Where Does the Department Get the Funds to Cover its Expenses?

The cost to build and maintain the parking facilities and operate transportation programs at a large university is not cheap. A great deal of planning and organization goes into keeping expenses at the level that they are.

Parking Is An Auxiliary. But What Does That Mean?

As you may (or may not) know, Parking and Transportation Services receives no funding from the university or the state.

The department is designated as an auxiliary service by UH. Under state law, auxiliaries cannot receive state funds. They have to be completely self-funded operations. This is not new. It has been the case for years.

At the same time, Parking and Transportation has to meet all of its budgetary obligations. By far, the largest of those is the cost of the parking garages. Imagine paying for a mortgage on a multi-million dollar home. Now multiply that by six, which happens to be the number of parking garages that have been constructed on campus since 2006 to provide enough parking to accommodate the campus community. It's a large number, which we'll go over in detail in our next blog post.

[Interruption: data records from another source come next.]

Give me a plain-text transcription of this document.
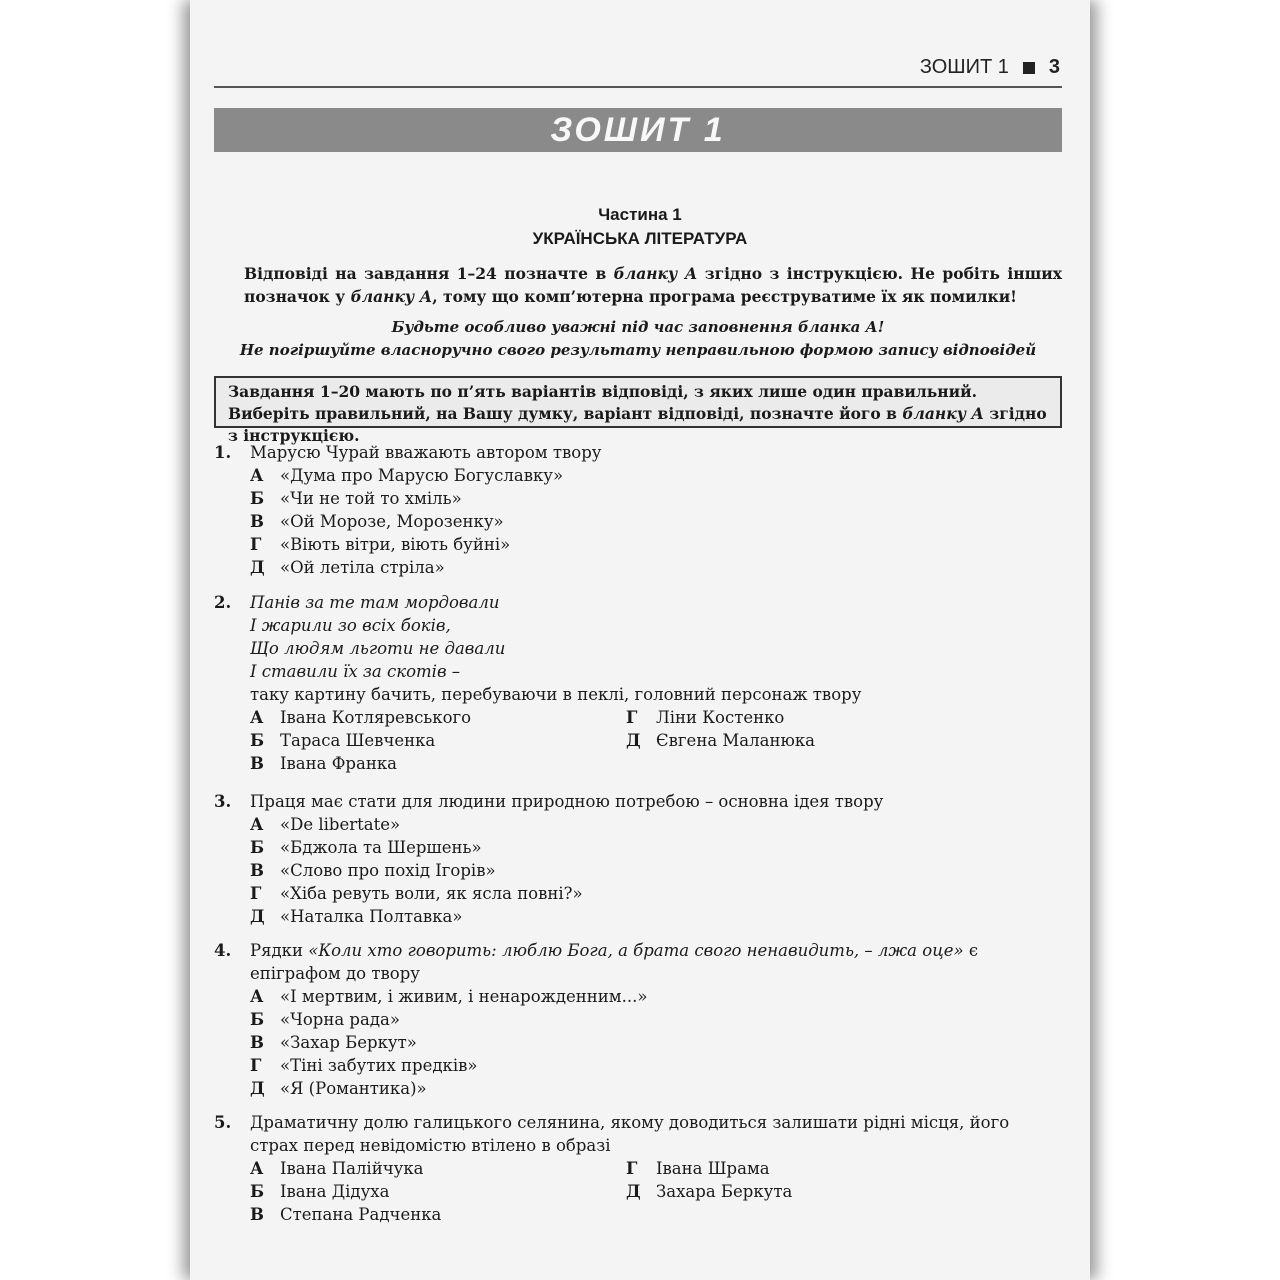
ЗОШИТ 1 3
ЗОШИТ 1
Частина 1
УКРАЇНСЬКА ЛІТЕРАТУРА
Відповіді на завдання 1–24 позначте в бланку А згідно з інструкцією. Не робіть інших позначок у бланку А, тому що комп’ютерна програма реєструватиме їх як помилки!
Будьте особливо уважні під час заповнення бланка А!
Не погіршуйте власноручно свого результату неправильною формою запису відповідей
Завдання 1–20 мають по п’ять варіантів відповіді, з яких лише один правильний. Виберіть правильний, на Вашу думку, варіант відповіді, позначте його в бланку А згідно з інструкцією.
1. Марусю Чурай вважають автором твору
А	«Дума про Марусю Богуславку»
Б «Чи не той то хміль»
В «Ой Морозе, Морозенку»
Г	«Віють вітри, віють буйні»
Д «Ой летіла стріла»
2. Панів за те там мордовали
І жарили зо всіх боків,
Що людям льготи не давали
І ставили їх за скотів –
таку картину бачить, перебуваючи в пеклі, головний персонаж твору
А	Івана Котляревського	Г	Ліни Костенко
Б Тараса Шевченка	Д Євгена Маланюка
В Івана Франка
3. Праця має стати для людини природною потребою – основна ідея твору
А	«De libertate»
Б «Бджола та Шершень»
В «Слово про похід Ігорів»
Г	«Хіба ревуть воли, як ясла повні?»
Д «Наталка Полтавка»
4. Рядки «Коли хто говорить: люблю Бога, а брата свого ненавидить, – лжа оце» є епіграфом до твору
А	«І мертвим, і живим, і ненарожденним...»
Б «Чорна рада»
В «Захар Беркут»
Г	«Тіні забутих предків»
Д «Я (Романтика)»
5. Драматичну долю галицького селянина, якому доводиться залишати рідні місця, його страх перед невідомістю втілено в образі
А	Івана Палійчука	Г	Івана Шрама
Б Івана Дідуха	Д Захара Беркута
В Степана Радченка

Parking garages, however, aren't the only expenses. There are the shuttle programs (Cougar Line and Cougar Ride), maintenance/repair costs, salaries and benefits, and utilities.

How the Department Generates Revenue

There are not a lot of options for Parking and Transportation Services to generate revenue to cover the cost of its expenses. Nearly 75% of it comes from the sale of parking permits to students, faculty and staff. The chart below breaks down the percentages for Fiscal Year 23 (which ended in August 2023). The chart below projects the percentages for Fiscal Year 24, which we currently are in and which ends this coming August.

For the 2023 fiscal year, the total revenue received was 58% student permits, 24% visitor/special events, 15% staff/faculty permits and 3% enforcement.

The projected revenue for the 2024 fiscal year is expected to come from 56% student permits, 23% visitor/special events, 16% staff permits and 5% enforcement.

Understanding these financial dynamics should bring some clarity as to why parking fees are in place and are essential to maintaining the functionality and services offered by the department.

Much thought and energy goes into formulating the permit rate structure each year. In the end, the rates that are set are the lowest that they can be yet still allow Parking and Transportation Services to meet the budgetary expenses.